I can still remember the look on my mom's face when I handed her a poem I'd written one morning after I'd woken up with Dad shining a flashlight up my legs. I'd bucked away and snarled at him like a wolverine caught in a trap. He spit back, saying, “If you don't want people to do things to you, don't lay on your back with your leg bent up.”

The poem was about dark shadows and chanting voices, black widows, and fingers covered in blood. It was heavy on metaphor
and light on exposition—a perfect example of how I cloaked my most painful secrets even as I tried to tell them to my mother. I wanted to shield her from the full spectrum of my horror, but at the same time I hoped that she would ask me to explain.

She didn't—not that morning or on any other. Many years later, when she would beg me to forgive her for not knowing what was transpiring just feet from her bedroom, I would tell her that what remains unforgivable is not that she didn't see what was happening in front of her but that she never asked me for the whole excruciating story when the truth finally surfaced. In my mind, her refusal to know the details of my abuse was the equivalent of a refusal to know her own daughter.

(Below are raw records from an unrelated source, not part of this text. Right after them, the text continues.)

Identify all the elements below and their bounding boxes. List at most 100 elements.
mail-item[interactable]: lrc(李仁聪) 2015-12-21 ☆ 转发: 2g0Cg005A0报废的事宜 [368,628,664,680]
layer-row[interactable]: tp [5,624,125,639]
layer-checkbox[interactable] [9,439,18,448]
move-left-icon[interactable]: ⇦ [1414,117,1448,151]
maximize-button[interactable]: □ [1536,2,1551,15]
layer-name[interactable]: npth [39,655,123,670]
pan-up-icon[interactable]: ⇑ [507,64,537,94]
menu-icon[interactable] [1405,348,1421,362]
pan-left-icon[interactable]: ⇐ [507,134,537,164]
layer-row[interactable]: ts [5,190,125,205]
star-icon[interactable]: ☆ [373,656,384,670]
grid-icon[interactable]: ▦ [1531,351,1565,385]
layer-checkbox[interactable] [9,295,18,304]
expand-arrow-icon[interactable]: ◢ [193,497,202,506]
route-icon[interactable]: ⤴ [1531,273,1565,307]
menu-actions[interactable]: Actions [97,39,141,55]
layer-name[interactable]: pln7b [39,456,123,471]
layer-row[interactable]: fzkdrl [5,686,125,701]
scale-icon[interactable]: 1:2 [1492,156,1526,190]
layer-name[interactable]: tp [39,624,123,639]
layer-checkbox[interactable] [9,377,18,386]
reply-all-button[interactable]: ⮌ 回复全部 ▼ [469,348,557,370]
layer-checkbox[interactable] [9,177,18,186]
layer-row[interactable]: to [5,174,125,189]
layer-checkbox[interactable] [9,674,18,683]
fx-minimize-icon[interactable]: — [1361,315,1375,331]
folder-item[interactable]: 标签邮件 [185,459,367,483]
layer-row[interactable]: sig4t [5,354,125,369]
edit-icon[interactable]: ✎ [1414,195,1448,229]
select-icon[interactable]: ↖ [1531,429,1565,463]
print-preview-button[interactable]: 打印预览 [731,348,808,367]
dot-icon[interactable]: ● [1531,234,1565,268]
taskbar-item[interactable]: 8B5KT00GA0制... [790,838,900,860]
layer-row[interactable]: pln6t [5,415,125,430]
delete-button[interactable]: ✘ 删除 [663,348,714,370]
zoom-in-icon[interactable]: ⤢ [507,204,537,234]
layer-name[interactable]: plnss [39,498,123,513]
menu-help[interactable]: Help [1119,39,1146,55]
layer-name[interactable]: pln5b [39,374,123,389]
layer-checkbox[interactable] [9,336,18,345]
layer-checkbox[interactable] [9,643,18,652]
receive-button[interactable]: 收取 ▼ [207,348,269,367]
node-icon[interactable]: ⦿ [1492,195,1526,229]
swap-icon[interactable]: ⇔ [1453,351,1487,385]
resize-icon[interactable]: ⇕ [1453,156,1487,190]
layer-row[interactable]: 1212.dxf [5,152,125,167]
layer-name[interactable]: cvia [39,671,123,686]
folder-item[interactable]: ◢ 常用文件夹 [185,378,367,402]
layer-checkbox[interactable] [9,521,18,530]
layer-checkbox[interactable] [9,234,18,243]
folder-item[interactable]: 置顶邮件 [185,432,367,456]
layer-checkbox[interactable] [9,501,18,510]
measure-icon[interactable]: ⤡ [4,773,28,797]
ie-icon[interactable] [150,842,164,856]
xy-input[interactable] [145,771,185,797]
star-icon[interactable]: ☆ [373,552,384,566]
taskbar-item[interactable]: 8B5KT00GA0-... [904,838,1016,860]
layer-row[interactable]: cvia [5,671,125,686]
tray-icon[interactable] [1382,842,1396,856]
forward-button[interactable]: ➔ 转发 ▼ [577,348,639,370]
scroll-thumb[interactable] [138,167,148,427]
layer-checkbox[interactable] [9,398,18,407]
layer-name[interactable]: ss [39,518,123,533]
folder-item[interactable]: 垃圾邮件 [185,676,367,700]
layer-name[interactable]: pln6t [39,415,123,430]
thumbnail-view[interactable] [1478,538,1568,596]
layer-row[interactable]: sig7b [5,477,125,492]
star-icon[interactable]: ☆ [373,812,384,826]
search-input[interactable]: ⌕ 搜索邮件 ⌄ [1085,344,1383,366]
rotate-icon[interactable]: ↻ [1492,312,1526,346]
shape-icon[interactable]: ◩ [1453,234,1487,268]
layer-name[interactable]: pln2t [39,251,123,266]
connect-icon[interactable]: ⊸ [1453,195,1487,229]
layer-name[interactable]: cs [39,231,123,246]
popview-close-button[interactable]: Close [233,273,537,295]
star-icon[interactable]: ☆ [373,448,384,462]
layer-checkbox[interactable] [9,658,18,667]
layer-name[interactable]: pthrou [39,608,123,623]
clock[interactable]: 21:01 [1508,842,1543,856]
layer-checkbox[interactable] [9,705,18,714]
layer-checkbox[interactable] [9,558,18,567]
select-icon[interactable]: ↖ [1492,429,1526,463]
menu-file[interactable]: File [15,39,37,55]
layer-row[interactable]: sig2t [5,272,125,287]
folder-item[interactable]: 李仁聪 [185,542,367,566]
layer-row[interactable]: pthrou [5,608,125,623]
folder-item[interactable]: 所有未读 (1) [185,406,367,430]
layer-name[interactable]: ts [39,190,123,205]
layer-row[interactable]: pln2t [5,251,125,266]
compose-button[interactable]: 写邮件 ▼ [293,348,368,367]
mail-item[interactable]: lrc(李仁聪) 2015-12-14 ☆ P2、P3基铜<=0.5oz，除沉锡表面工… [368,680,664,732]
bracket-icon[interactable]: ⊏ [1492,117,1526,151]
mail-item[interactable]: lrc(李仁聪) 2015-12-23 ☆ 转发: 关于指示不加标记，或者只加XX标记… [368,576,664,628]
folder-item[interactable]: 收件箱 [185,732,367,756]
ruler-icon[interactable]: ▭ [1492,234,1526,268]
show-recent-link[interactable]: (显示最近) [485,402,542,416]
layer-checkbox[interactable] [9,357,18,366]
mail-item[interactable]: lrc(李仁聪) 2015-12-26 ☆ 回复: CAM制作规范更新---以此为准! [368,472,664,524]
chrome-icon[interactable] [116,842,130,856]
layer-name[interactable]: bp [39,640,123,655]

On that morning in late May 1985, we bustled around the kitchen, all four of us getting ready for school and work. When I was sure that Dad wasn't watching, I handed Mom the piece of notebook paper, tucked in the palm of my hand. Taking a sip of her favorite Red Rose English breakfast tea, she unfolded the missive. Skimming the lines, she fell quiet. I waited for a change in her expression, a frown, a grimace—something. But my heart sank to the bottom of my ribcage. Instead of screaming, she refolded the paper, sipped her tea, and burned her own message back to me. It said,
Please, please stop telling me this.